Page last updated at 22:19 GMT, Tuesday, 28 July 2009 23:19 UK

Sicilian hospital 'a quake risk'

By David Willey
BBC News, Rome

Map showing Sicily and Agrigento

Italian officials have ordered the evacuation of a newly built hospital on the island of Sicily after tests showed it risked collapse in an earthquake.

The 400-bed complex is in the town of Agrigento, in western Sicily.

More than 20 local officials and managers of the construction company are under investigation for fraud.

The justice authorities allege that they supplied sub-standard building materials - including concrete made with more sand than cement.

It is an emblematic story of Mafia crime - the endangering of the lives of hundreds of patients because the Sicilian hospital structure is unsafe in a known earthquake zone.

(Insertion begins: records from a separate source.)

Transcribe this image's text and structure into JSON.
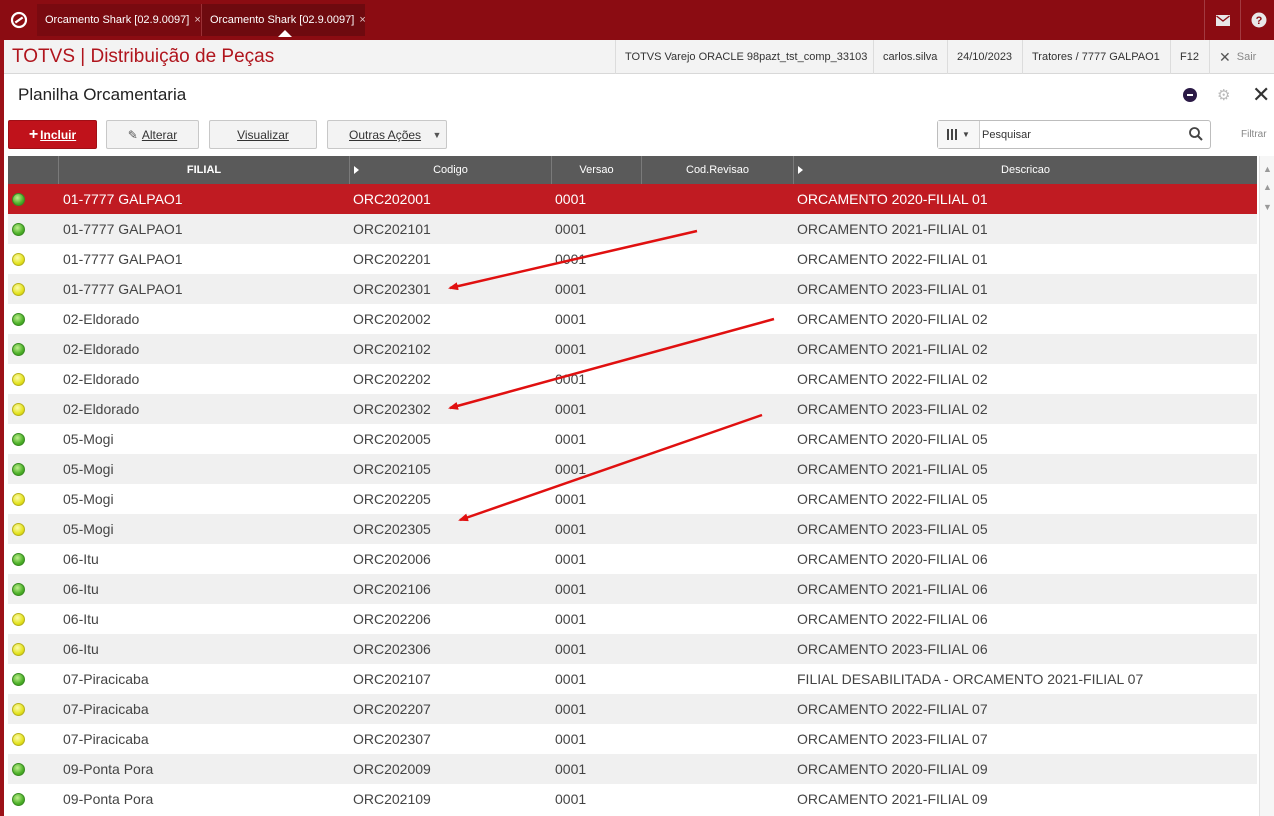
{
  "tabs": [
    {
      "label": "Orcamento Shark [02.9.0097]",
      "close": "×"
    },
    {
      "label": "Orcamento Shark [02.9.0097]",
      "close": "×"
    }
  ],
  "header": {
    "app_title": "TOTVS | Distribuição de Peças",
    "environment": "TOTVS Varejo ORACLE 98pazt_tst_comp_33103",
    "user": "carlos.silva",
    "date": "24/10/2023",
    "branch": "Tratores / 7777 GALPAO1",
    "shortcut": "F12",
    "exit_label": "Sair"
  },
  "page": {
    "title": "Planilha Orcamentaria"
  },
  "toolbar": {
    "include_label": "Incluir",
    "alter_label": "Alterar",
    "view_label": "Visualizar",
    "more_actions_label": "Outras Ações"
  },
  "search": {
    "placeholder": "Pesquisar",
    "filter_label": "Filtrar"
  },
  "colors": {
    "brand_red": "#8b0c12",
    "selected_row": "#c01b22",
    "status_green": "#4db02a",
    "status_yellow": "#e4e31f"
  },
  "grid": {
    "columns": [
      "FILIAL",
      "Codigo",
      "Versao",
      "Cod.Revisao",
      "Descricao"
    ],
    "rows": [
      {
        "status": "green",
        "filial": "01-7777 GALPAO1",
        "codigo": "ORC202001",
        "versao": "0001",
        "cod_revisao": "",
        "descricao": "ORCAMENTO 2020-FILIAL 01",
        "selected": true
      },
      {
        "status": "green",
        "filial": "01-7777 GALPAO1",
        "codigo": "ORC202101",
        "versao": "0001",
        "cod_revisao": "",
        "descricao": "ORCAMENTO 2021-FILIAL 01"
      },
      {
        "status": "yellow",
        "filial": "01-7777 GALPAO1",
        "codigo": "ORC202201",
        "versao": "0001",
        "cod_revisao": "",
        "descricao": "ORCAMENTO 2022-FILIAL 01"
      },
      {
        "status": "yellow",
        "filial": "01-7777 GALPAO1",
        "codigo": "ORC202301",
        "versao": "0001",
        "cod_revisao": "",
        "descricao": "ORCAMENTO 2023-FILIAL 01"
      },
      {
        "status": "green",
        "filial": "02-Eldorado",
        "codigo": "ORC202002",
        "versao": "0001",
        "cod_revisao": "",
        "descricao": "ORCAMENTO 2020-FILIAL 02"
      },
      {
        "status": "green",
        "filial": "02-Eldorado",
        "codigo": "ORC202102",
        "versao": "0001",
        "cod_revisao": "",
        "descricao": "ORCAMENTO 2021-FILIAL 02"
      },
      {
        "status": "yellow",
        "filial": "02-Eldorado",
        "codigo": "ORC202202",
        "versao": "0001",
        "cod_revisao": "",
        "descricao": "ORCAMENTO 2022-FILIAL 02"
      },
      {
        "status": "yellow",
        "filial": "02-Eldorado",
        "codigo": "ORC202302",
        "versao": "0001",
        "cod_revisao": "",
        "descricao": "ORCAMENTO 2023-FILIAL 02"
      },
      {
        "status": "green",
        "filial": "05-Mogi",
        "codigo": "ORC202005",
        "versao": "0001",
        "cod_revisao": "",
        "descricao": "ORCAMENTO 2020-FILIAL 05"
      },
      {
        "status": "green",
        "filial": "05-Mogi",
        "codigo": "ORC202105",
        "versao": "0001",
        "cod_revisao": "",
        "descricao": "ORCAMENTO 2021-FILIAL 05"
      },
      {
        "status": "yellow",
        "filial": "05-Mogi",
        "codigo": "ORC202205",
        "versao": "0001",
        "cod_revisao": "",
        "descricao": "ORCAMENTO 2022-FILIAL 05"
      },
      {
        "status": "yellow",
        "filial": "05-Mogi",
        "codigo": "ORC202305",
        "versao": "0001",
        "cod_revisao": "",
        "descricao": "ORCAMENTO 2023-FILIAL 05"
      },
      {
        "status": "green",
        "filial": "06-Itu",
        "codigo": "ORC202006",
        "versao": "0001",
        "cod_revisao": "",
        "descricao": "ORCAMENTO 2020-FILIAL 06"
      },
      {
        "status": "green",
        "filial": "06-Itu",
        "codigo": "ORC202106",
        "versao": "0001",
        "cod_revisao": "",
        "descricao": "ORCAMENTO 2021-FILIAL 06"
      },
      {
        "status": "yellow",
        "filial": "06-Itu",
        "codigo": "ORC202206",
        "versao": "0001",
        "cod_revisao": "",
        "descricao": "ORCAMENTO 2022-FILIAL 06"
      },
      {
        "status": "yellow",
        "filial": "06-Itu",
        "codigo": "ORC202306",
        "versao": "0001",
        "cod_revisao": "",
        "descricao": "ORCAMENTO 2023-FILIAL 06"
      },
      {
        "status": "green",
        "filial": "07-Piracicaba",
        "codigo": "ORC202107",
        "versao": "0001",
        "cod_revisao": "",
        "descricao": "FILIAL DESABILITADA - ORCAMENTO 2021-FILIAL 07"
      },
      {
        "status": "yellow",
        "filial": "07-Piracicaba",
        "codigo": "ORC202207",
        "versao": "0001",
        "cod_revisao": "",
        "descricao": "ORCAMENTO 2022-FILIAL 07"
      },
      {
        "status": "yellow",
        "filial": "07-Piracicaba",
        "codigo": "ORC202307",
        "versao": "0001",
        "cod_revisao": "",
        "descricao": "ORCAMENTO 2023-FILIAL 07"
      },
      {
        "status": "green",
        "filial": "09-Ponta Pora",
        "codigo": "ORC202009",
        "versao": "0001",
        "cod_revisao": "",
        "descricao": "ORCAMENTO 2020-FILIAL 09"
      },
      {
        "status": "green",
        "filial": "09-Ponta Pora",
        "codigo": "ORC202109",
        "versao": "0001",
        "cod_revisao": "",
        "descricao": "ORCAMENTO 2021-FILIAL 09"
      }
    ]
  }
}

The public hospital in Agrigento took 20 years to build at a cost to the Italian taxpayer of more than $50m (35.3m euros).

When it finally opened, five years ago, rats had eaten through electric cables and there was a black-out including in operating theatres, involving costly repairs.

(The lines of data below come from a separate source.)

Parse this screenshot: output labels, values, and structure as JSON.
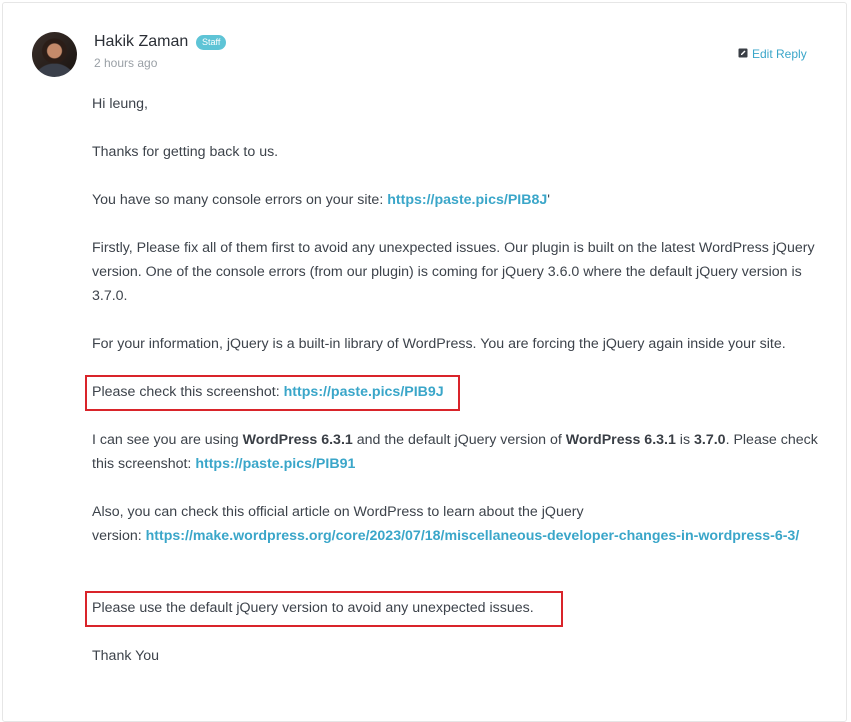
{
  "reply": {
    "author": "Hakik Zaman",
    "badge": "Staff",
    "time": "2 hours ago",
    "edit_label": "Edit Reply"
  },
  "message": {
    "greeting": "Hi leung,",
    "thanks": "Thanks for getting back to us.",
    "console_text": "You have so many console errors on your site: ",
    "console_link": "https://paste.pics/PIB8J",
    "console_tail": "'",
    "firstly": "Firstly, Please fix all of them first to avoid any unexpected issues. Our plugin is built on the latest WordPress jQuery version. One of the console errors (from our plugin) is coming for jQuery 3.6.0 where the default jQuery version is 3.7.0.",
    "info": "For your information, jQuery is a built-in library of WordPress. You are forcing the jQuery again inside your site.",
    "check_text": "Please check this screenshot: ",
    "check_link": "https://paste.pics/PIB9J",
    "using_1": "I can see you are using ",
    "using_b1": "WordPress 6.3.1",
    "using_2": " and the default jQuery version of ",
    "using_b2": "WordPress 6.3.1",
    "using_3": " is ",
    "using_b3": "3.7.0",
    "using_4": ". Please check this screenshot: ",
    "using_link": "https://paste.pics/PIB91",
    "article_text": "Also, you can check this official article on WordPress to learn about the jQuery version: ",
    "article_link": "https://make.wordpress.org/core/2023/07/18/miscellaneous-developer-changes-in-wordpress-6-3/",
    "default_use": "Please use the default jQuery version to avoid any unexpected issues.",
    "signoff": "Thank You"
  },
  "colors": {
    "link": "#3aa6c9",
    "badge": "#5ec4d6",
    "highlight": "#d9242a"
  }
}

The stability of the structure is suspect because concrete supplied by local contractors was mixed with too much sand and not enough cement in order to increase builders' profits.

Italian state television showed pictures of core samples taken from the hospital's walls crumbling as soon as they were removed.

The hospital authorities have now been given a month to evacuate the 400-bed complex and remove beds and medical equipment.

Environmental protection agencies say there are five hundred more hospitals and hundreds more schools and public works projects in Italy which have been built without proper attention to seismic risk.

The walls of a newly built hospital in L'Aquila in central Italy - hit by a catastrophic earthquake earlier this year - cracked and the building had to be abandoned.

Earthquake proofing is patchy in one of Europe's most earthquake-prone countries.